Dear Jonny: Explain to us who these freeloaders are and the program or benefit you are referring to. People might agree with you, but with putting it so broadly, so just included lots of corporations and farmers.

Jonny Logic May 18, 2015 at 3:14 pm

I was being sarcastic, but in terms of my comment, the freeloaders would likely be poor, hopefully brown, and best case scenario, immigrants.

Jack May 18, 2015 at 3:34 pm

Actually in the eyes of the Republicans the freeloaders are middle income Americans. Especially the bottom 42% of Americans, as they do not matter, and we can’t be worried about them. They are the ones who should be taxed more. The job creators are the ones who should pay less, even if they are the ones who will benefit financially from the stadium.

RogueElephant May 18, 2015 at 10:40 pm

The number is 47%. They are the makers. With 53% being takers it might be that the Dims will win every election . The vast majority of freeloaders (takers) are Dims any way.

Rakkasan May 19, 2015 at 10:49 am

Depends how define “taker”. Do you include farmers, corporations, and the banking industry? If not, why not

RogueElephant May 19, 2015 at 11:06 am

Long years ago Farm Journal (a farming related magazine) asked the question; Should the govt. be involved in agriculture ?” The overwhelming response was NO. But with the addition of ; if the govt. is going to regulate farmers they should help foot the bill for the extra costs of regulation.
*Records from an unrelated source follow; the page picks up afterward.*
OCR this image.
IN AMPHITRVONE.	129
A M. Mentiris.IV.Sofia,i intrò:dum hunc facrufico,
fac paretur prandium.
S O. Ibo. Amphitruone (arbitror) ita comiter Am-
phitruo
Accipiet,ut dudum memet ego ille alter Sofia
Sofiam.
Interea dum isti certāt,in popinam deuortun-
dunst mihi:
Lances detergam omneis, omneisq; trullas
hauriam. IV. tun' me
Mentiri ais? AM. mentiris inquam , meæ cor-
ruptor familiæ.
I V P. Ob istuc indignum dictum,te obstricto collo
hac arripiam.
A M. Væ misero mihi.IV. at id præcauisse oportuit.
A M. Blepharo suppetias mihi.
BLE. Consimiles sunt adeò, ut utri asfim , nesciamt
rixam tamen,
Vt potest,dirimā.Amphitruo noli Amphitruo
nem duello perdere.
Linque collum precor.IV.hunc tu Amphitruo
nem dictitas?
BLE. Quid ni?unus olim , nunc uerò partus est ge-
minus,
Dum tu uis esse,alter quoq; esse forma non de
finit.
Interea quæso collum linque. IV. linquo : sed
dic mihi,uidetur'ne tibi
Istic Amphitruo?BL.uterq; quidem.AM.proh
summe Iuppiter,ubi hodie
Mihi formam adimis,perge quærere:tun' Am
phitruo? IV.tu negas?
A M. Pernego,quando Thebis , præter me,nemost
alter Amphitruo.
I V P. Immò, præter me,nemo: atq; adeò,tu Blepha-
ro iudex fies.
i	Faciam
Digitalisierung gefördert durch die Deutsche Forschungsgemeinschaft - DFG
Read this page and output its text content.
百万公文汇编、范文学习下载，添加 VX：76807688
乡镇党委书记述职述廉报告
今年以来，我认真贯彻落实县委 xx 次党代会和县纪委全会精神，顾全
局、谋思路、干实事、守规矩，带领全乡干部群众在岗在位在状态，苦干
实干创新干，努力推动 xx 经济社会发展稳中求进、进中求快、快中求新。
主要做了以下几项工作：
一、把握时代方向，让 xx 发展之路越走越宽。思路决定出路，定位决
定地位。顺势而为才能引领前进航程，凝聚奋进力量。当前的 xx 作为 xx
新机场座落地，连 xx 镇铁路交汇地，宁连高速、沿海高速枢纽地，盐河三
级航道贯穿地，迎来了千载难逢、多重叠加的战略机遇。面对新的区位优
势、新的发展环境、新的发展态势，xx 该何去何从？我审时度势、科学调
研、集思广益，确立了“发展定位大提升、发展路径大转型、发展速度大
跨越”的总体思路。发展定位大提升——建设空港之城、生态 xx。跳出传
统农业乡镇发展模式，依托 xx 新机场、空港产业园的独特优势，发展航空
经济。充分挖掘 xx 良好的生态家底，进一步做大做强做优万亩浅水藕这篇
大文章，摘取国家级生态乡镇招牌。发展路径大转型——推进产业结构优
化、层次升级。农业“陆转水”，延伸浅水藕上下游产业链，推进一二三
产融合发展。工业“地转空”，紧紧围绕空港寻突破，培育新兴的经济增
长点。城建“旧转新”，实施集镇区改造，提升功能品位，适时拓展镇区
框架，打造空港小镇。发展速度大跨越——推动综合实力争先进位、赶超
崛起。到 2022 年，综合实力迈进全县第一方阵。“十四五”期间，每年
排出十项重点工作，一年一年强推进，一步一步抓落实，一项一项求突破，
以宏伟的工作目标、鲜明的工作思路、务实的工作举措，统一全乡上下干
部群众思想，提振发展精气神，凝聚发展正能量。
All that has gotten out of kilter but it still makes sense. As to businesses , the same thing applies. If the govt. in it’s infinite wisdom wants to regulate business it should be required to foot some of the bill. The banking industry should have to sink or swim on it’s own, especially since the bailout. The money given to them was to be loaned to middle America to ward off the recession. Instead they gambled in the markets and didn’t do anything for the small businesses they were to help.

Rakkasan May 19, 2015 at 10:51 am

Say that over and over again, would you? Louder. I want to make sure our Hispanic voters hear you

FastEddy23 May 18, 2015 at 5:26 pm

Yeah. This too has gone the way of The Convention Center and similar Municipal Central Planning overbuild.

FYI: Jumbo-Tron big-wall-scoreboard sales are in the toity, too. Central Planning, seeing the error of their ways and that last corner is being cut. (None of that gingerbread is union made, anyway.)

idcydm May 18, 2015 at 6:37 pm

The SOBs will get some of my tax dollars but I’ll be damned if they ever get a cent of my after tax dollars.

RogueElephant May 18, 2015 at 10:42 pm

How many deserving students could be educated with the money wasted on these stadiums. Ant the ticket prices have gone off and left the very people that made these sports popular.

Toyota Kawaski May 19, 2015 at 8:57 am

Minor league games get lots of people on…. Thirsty Thursdays,
Movie Night in the outfield, Kid reading day, and bark in the park. Those 4 nights alone allow these teams to function all year. Oh yea forgot John Rocker Autograph Night is a big draw as well. ha ha

Mom May 19, 2015 at 10:31 am

Dear Mayor Bennie, Thanks for bringing us a baseball team and a basketball team. Could you possible get us a Women’s Professional Fencing Team along with another fancy arena? Thx

bob May 21, 2015 at 11:41 pm

I think Dolphins Stadium’s expansion is being privately funded by the owner, so that might be a bad example.